The existence of several historical and Quranic inscriptions in Arabic script have facilitated the understanding of the arrangement of events in the history of the Taj Mahal. 

EXPEDITION 

INFORMATION 

HOW TO GET THERE
Indira Gandhi International Airport in Delhi is the closest international airport to Agra, where the Taj Mahal is located. From Delhi, hop on a train for the 4–5-hour journey to Agra, and then a rickshaw to the Taj. 

WHEN TO GO
While temperatures are most pleasant from October to March, this is the busiest season, and also the worst period for smog. The monsoon season, June to September, sees the smallest crowds, while April and May will be swelteringly hot, making only morning visits palatable. Note that the Taj Mahal is closed on Fridays. 

WHERE TO STAY
The ITC Mughal in Agra (www.itchotels.com) is opulence at its finest, with beautiful gardens, lavish rooms, and top- class spa facilities. For something a little less decadent, check out the Taj Hotel (www.tajhotels.com), a comfortable, modern hotel
with an infinity pool overlooking the Taj Mahal. 

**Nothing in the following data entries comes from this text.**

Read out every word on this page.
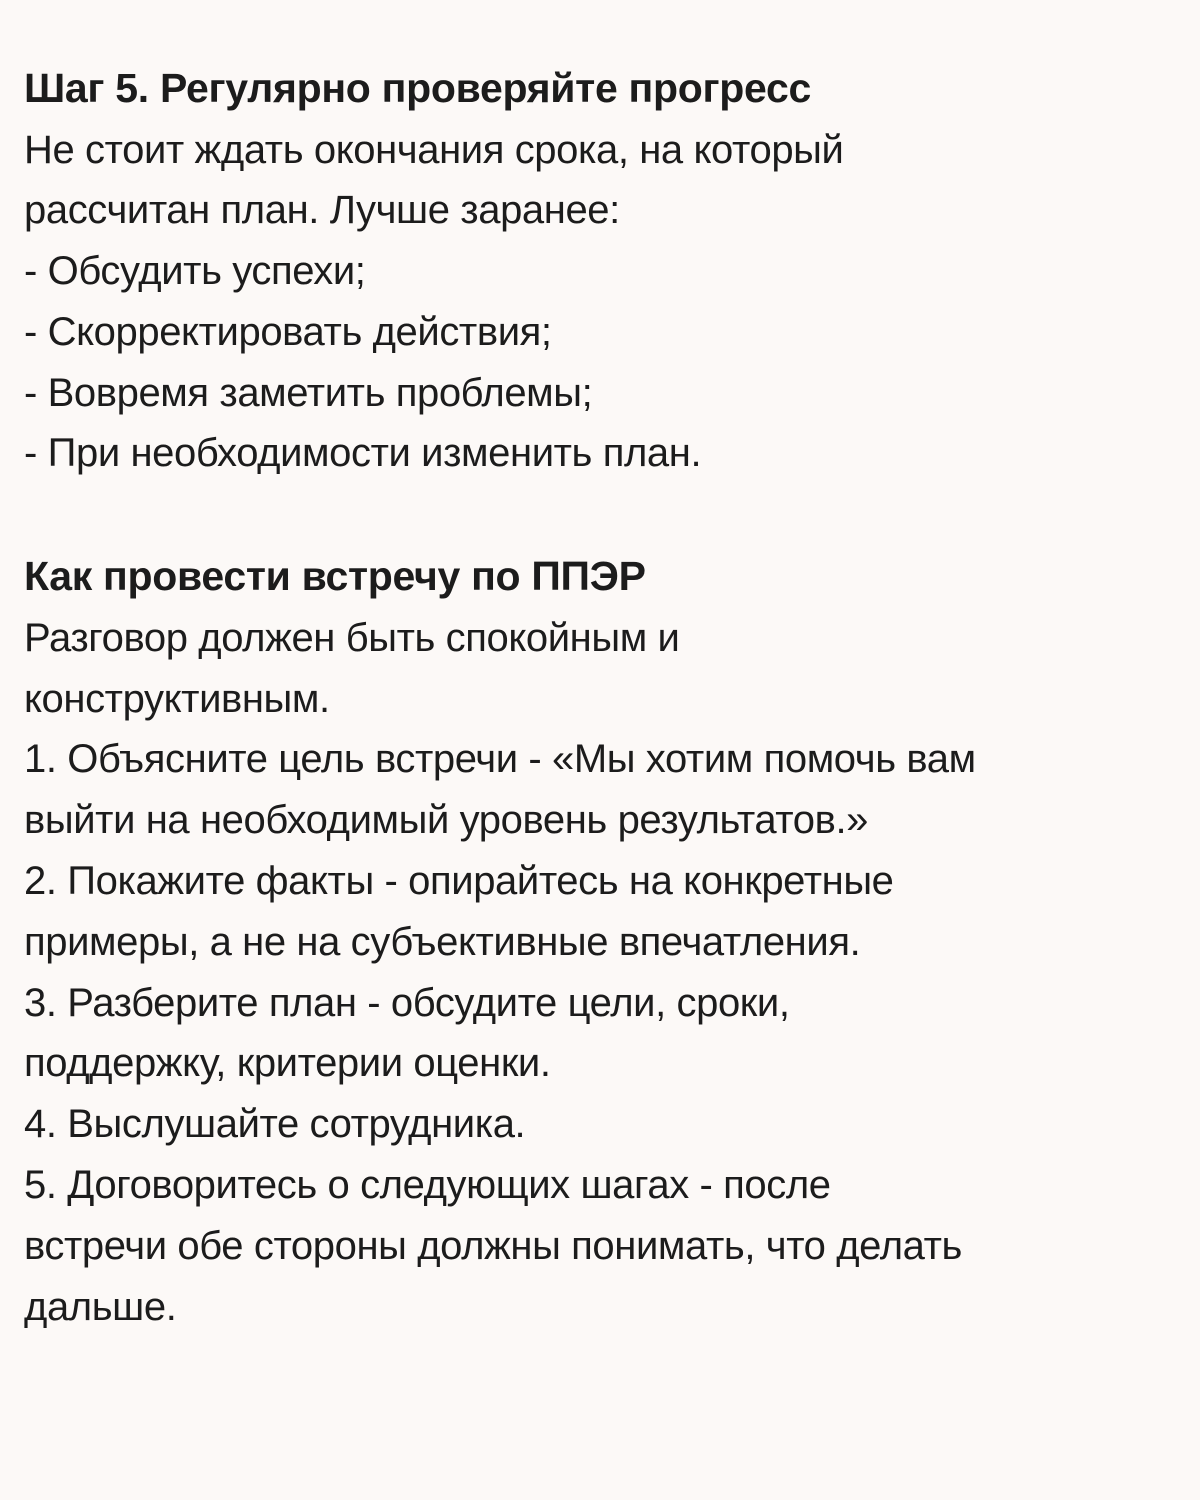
Шаг 5. Регулярно проверяйте прогресс

Не стоит ждать окончания срока, на который

рассчитан план. Лучше заранее:

- Обсудить успехи;

- Скорректировать действия;

- Вовремя заметить проблемы;

- При необходимости изменить план.

Как провести встречу по ППЭР

Разговор должен быть спокойным и

конструктивным.

1. Объясните цель встречи - «Мы хотим помочь вам

выйти на необходимый уровень результатов.»

2. Покажите факты - опирайтесь на конкретные

примеры, а не на субъективные впечатления.

3. Разберите план - обсудите цели, сроки,

поддержку, критерии оценки.

4. Выслушайте сотрудника.

5. Договоритесь о следующих шагах - после

встречи обе стороны должны понимать, что делать

дальше.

Matheran, a hill station in Maharashtra at around 800 metres, commands spectacular views of the Western Ghats

WESTERN GHATS
Western coast of India, from Gujarat in the north to Tamil Dadu in the south

Older than the Himalaya mountains, the mountain chain that runs along the west coast of India has geomorphic features of immense importance and is home to unique biophysical and ecological processes. The site’s high altitude montane forest ecosystems influence local weather patterns. Moderating the tropical climate of the region, the site presents one of the best examples of the monsoon system on
the planet. 

It also has an exceptionally high level of biological diversity and endemism and is recognised as one of the world’s eight places with the highest biological diversity. The forests of the site are among the best non-equatorial tropical evergreen forests worldwide and are home to at least 325 globally threatened flora and fauna species.

EXPEDITION 

INFORMATION 

HOW TO GET THERE
The popular starting points for the Western Ghats are Kochi in Kerala and Coimbatore in Tamil Nadu, and both cities are well connected to other parts of India and the region. 

WHEN TO GO
Avoid the Southwest Monsoon from July to September,
and travel after October, when you’ll be treated to cool hill walks and manageably warm days in the national parks. By December, hill towns like Munnar can be chilly (below 10°C). 

WHERE TO STAY
The Savoy in Ooty (www.seleqtionshotels.com/en-in/savoy), 80km from Coimbatore, is the ultimate colonial-era heritage hotel, complete with high teas and croquêt on the lawns. About 100km from Kochi, in Munnar, is Tea County (www.ktdc.com/tea_county), a premium hill resort with access to tea plantations, beautiful forest walks, and wildlife-filled national parks.